L’Appel se réfère plusieurs fois à une coalition d’entreprises de technologie connue sous le nom de GIFCT (Global Internet Forum to Counter Terrorism) qui maintient une base de données commune de contenus prohibés — des “hashes » ou empreintes digitales numériques uniques — qu’elles utilisent pour identifier le contenu terroriste. L’un des principaux partenaires du GIFCT est Tech Against Terrorism, une démarche lancée par la Direction du Comité des Nations Unies contre le terrorisme en 2016, et auquel cet appel promet également son soutien.  Le système et le processus d’identification de GIFCT et de Tech against Terrorist semblent donc des points de départ probables pour la mise en œuvre de l’appel. Mais la définition de ces termes est essentielle au succès de son application et nécessite un examen politique et social attentif et transparent.

Différentes formes de dissémination et de viralité.

L’Appel se réfère à toutes les formes de “contenus terroristes et extrémistes violents” sans mentionner directement le terrorisme d’extrême droite,

bien que ce soit la nature de l’attaque de Christchurch. Cette approche, qui vise à obtenir une acceptation plus large, sape la force et l’efficacité de l’appel parce que différentes formes de contenu terroriste se comportent et se propagent différemment en ligne. D’après une étude récente de Tech Against Terrorism, la moitié des plateformes préférées d’ISIS (depuis 2016) ont été créées par des individus ou des petits groupes d’individus. En d’autres termes, les géants du net ne sont pas les seuls théâtres des contenus terroristes. Selon la même étude, près de la moitié des sites les plus utilisés par les terroristes jihadistes sont des sites de partage de fichiers et d’autres services de stockage en nuage, ce qui donne à penser que le problème ne se limite pas à la diffusion virale sur les réseaux sociaux.

L’absence notable de certaines plateformes.

L’extrémisme de droite est souvent “protégé” par les notions de vie privée et de liberté d’expression (et par la logique du premier amendement aux États-Unis). L’interdiction récentedes nationalistes blancs sur Facebook et des figures de la haine radicale comme Alex Jones et Milo Yiannopolous représentent un pas important. Mais ces acteurs et cette violence trouvent refuge sur d’autres plateformes, telles que Discord et 8chan  (où l’attaquant de Christchurch a trouvé du soutien pour son idéologie et où il a communiqué durant l’attaque).

Quelles suites après cet Appel ?

L’absence notable de la société civile dans les négociations.

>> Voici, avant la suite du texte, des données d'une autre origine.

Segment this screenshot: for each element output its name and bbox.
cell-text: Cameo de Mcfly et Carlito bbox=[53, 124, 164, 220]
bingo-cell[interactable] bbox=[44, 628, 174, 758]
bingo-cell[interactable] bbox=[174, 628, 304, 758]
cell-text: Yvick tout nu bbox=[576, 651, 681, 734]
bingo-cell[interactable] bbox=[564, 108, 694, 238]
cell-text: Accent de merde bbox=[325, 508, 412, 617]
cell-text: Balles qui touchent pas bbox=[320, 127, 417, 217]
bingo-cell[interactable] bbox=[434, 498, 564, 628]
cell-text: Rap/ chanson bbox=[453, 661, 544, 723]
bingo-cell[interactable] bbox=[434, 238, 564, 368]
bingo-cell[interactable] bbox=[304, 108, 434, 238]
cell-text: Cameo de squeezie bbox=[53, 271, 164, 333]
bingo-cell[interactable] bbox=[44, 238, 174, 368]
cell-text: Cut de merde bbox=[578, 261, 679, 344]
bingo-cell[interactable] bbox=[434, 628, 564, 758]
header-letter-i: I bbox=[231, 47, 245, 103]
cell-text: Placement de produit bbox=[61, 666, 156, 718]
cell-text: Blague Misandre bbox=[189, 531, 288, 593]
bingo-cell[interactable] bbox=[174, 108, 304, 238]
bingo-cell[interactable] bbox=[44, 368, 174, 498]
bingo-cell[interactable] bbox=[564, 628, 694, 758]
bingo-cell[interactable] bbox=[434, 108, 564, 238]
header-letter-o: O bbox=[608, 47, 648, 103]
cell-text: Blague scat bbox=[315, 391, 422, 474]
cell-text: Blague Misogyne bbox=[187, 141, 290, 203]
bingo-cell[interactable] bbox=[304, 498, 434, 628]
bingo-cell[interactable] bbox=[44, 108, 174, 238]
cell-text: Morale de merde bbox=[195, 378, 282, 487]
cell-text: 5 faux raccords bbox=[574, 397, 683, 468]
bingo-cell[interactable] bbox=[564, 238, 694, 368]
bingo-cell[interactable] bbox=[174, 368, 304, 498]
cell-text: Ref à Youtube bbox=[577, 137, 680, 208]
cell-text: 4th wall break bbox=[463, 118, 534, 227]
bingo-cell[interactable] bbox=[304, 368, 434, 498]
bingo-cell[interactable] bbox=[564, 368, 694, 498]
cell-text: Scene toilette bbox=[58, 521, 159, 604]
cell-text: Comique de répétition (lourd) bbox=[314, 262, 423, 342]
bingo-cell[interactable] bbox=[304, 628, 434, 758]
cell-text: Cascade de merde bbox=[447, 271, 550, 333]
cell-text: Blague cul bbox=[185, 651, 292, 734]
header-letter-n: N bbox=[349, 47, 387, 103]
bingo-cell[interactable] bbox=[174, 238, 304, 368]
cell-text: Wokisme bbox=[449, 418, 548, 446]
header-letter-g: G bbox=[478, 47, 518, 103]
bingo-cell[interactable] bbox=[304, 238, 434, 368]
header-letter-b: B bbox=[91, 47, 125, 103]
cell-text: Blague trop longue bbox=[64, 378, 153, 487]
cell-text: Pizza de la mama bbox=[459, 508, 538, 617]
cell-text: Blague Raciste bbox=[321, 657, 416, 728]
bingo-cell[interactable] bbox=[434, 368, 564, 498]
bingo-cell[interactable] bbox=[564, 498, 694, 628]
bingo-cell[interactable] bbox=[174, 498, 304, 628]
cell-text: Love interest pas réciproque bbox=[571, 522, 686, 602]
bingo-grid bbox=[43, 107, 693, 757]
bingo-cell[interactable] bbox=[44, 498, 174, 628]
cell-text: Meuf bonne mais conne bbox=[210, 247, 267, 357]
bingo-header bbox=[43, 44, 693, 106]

Définir ces contenus et les modalités de lutte à leur encontre exige un effort de collaboration de la part des gouvernements, de l’industrie et de la société civile. L’Appel de Christchurch a ainsi été critiqué pour son incapacité à intégrer la société civile de manière significative dans le processus de discussion. Le 14 mai, la veille de l’annonce, la première ministre, Jacinda Ardern, a tenu une réunion avec des représentants de la société civile. Ils ont produit un document de contribution collective, dont la première préoccupation concerne l’absence de définitions précises.

Les prochaines étapes.

L’Appel de Christchurch sera discuté lors du Sommet du G7 à Biarritz où les ministres négocieront une charte pour lutter contre les contenus violents dans une acception plus large. La participation future de la société civile dans ces processus n’est aujourd’hui pas précisée, tout comme les plans d’action qui découleront de ces textes de diplomatie internationale.